Constraining OLS (or WLS) coeffecients using statsmodels

Question

I have a regression of the form model = sm.GLM(y, X, w = weight).

Which ends up being a simple weighted OLS. (note that specificying w as the error weights array actually works in sm.GLM identically to sm.WLS despite it not being in the documentation).

I'm using GLM because this allows me to fit with some additional constraints using fit_constrained(). My X consists of 6 independent variables, 2 of which i want to constrain the resulting coeffecients to be positive. But i can not seem to figure out the syntax to get fit_constrained() to work. The documentation is extremely bare and i can not find any good examples anywhere. All i really need is the correct syntax for imputing these constraints. Thanks!

Answer 1

The function you see is meant for linear constraints, that is a combination of your coefficients fulfill some linear equalities, not meant for defining boundaries.

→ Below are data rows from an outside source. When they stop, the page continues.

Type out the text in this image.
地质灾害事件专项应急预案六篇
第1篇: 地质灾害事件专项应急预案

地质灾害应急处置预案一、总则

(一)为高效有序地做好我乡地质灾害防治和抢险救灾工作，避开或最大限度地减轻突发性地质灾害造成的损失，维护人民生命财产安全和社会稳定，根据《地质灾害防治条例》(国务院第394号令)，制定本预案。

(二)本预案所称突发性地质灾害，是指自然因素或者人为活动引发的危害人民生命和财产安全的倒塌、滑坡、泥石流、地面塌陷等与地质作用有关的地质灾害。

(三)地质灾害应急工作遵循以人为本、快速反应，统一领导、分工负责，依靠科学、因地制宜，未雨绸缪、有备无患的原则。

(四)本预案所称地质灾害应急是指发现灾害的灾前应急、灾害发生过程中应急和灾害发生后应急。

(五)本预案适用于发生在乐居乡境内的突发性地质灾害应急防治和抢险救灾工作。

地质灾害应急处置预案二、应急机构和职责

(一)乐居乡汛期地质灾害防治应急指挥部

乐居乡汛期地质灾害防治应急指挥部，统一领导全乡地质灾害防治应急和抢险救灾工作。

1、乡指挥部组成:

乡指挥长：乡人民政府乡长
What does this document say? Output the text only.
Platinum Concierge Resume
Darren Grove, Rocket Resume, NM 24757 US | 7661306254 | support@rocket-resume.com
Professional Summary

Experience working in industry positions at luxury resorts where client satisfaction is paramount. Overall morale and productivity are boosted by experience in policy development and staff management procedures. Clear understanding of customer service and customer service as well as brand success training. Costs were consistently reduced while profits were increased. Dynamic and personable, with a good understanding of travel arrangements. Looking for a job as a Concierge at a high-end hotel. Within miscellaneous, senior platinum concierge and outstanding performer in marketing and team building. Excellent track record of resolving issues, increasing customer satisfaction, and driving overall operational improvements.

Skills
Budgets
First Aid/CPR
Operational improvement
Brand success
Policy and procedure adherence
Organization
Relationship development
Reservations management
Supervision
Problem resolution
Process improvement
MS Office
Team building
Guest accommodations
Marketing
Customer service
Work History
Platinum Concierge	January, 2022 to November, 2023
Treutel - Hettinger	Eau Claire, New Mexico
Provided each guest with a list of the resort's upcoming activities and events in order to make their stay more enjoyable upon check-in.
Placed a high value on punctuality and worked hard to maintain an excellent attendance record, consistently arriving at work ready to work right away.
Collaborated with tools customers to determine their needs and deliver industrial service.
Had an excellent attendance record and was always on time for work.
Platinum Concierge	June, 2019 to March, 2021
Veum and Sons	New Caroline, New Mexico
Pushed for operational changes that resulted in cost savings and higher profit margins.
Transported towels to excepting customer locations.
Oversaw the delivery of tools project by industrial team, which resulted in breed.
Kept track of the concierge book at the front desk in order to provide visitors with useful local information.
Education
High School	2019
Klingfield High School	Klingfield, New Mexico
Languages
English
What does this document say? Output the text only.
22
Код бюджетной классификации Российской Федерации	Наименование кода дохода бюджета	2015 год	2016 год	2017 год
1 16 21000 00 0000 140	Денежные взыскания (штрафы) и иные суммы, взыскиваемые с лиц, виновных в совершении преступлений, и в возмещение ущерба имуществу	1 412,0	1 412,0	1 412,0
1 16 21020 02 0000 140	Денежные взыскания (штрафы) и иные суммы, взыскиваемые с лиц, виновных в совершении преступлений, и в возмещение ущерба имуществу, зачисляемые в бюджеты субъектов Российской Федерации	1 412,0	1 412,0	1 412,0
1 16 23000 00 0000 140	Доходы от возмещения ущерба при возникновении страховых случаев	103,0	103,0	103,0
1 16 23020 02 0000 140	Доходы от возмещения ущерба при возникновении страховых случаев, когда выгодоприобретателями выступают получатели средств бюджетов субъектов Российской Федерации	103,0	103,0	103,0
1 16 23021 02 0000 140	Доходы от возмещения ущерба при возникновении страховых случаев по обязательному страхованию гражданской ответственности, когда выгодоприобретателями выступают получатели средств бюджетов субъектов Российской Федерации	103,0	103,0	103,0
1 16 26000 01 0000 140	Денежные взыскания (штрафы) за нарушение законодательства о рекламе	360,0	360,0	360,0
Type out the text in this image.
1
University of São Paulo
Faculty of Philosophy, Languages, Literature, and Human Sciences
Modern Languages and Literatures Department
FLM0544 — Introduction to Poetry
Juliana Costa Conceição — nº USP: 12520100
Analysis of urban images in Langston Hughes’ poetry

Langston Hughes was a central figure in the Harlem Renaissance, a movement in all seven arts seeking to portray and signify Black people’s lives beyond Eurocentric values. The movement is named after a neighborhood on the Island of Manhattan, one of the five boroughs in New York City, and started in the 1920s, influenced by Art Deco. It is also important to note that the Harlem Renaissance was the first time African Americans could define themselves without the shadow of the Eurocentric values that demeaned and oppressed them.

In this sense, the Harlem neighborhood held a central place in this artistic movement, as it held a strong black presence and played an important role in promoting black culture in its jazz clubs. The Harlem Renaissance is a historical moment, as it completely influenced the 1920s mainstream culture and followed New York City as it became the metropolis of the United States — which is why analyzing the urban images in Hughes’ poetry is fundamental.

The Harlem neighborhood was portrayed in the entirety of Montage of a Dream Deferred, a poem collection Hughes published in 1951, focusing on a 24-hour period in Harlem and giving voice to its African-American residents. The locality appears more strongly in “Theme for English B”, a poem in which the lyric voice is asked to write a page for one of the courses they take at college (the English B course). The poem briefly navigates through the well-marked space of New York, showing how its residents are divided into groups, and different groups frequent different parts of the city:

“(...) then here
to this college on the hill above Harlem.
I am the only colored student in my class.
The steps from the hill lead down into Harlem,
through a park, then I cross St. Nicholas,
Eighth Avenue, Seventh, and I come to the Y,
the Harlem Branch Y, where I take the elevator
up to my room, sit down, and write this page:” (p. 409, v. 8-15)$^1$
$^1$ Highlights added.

The closest you can get is using scipy least squares and defining the boundaries, for example, we set up some dataset with 6 coefficients:

from scipy.optimize import least_squares
import numpy as np

np.random.seed(100)
x = np.random.uniform(0,1,(30,6))
y = np.random.normal(0,2,30)

The function to basically matrix multiply and return error:

def fun(b, x, y):
    return b[0] + np.matmul(x,b[1:]) - y

The first coefficient is the intercept. Let's say we require the 2nd and 6th to be always positive:

res_lsq = least_squares(fun, [1,1,1,1,1,1,1], args=(x, y),
                        bounds=([-np.inf,0,-np.inf,-np.inf,-np.inf,-np.inf,0],+np.inf))

And we check the result:

res_lsq.x

array([-1.74342242e-01,  2.09521327e+00, -2.02132481e-01,  2.06247855e+00,
       -3.65963504e+00,  6.52264332e-01,  5.33657765e-20])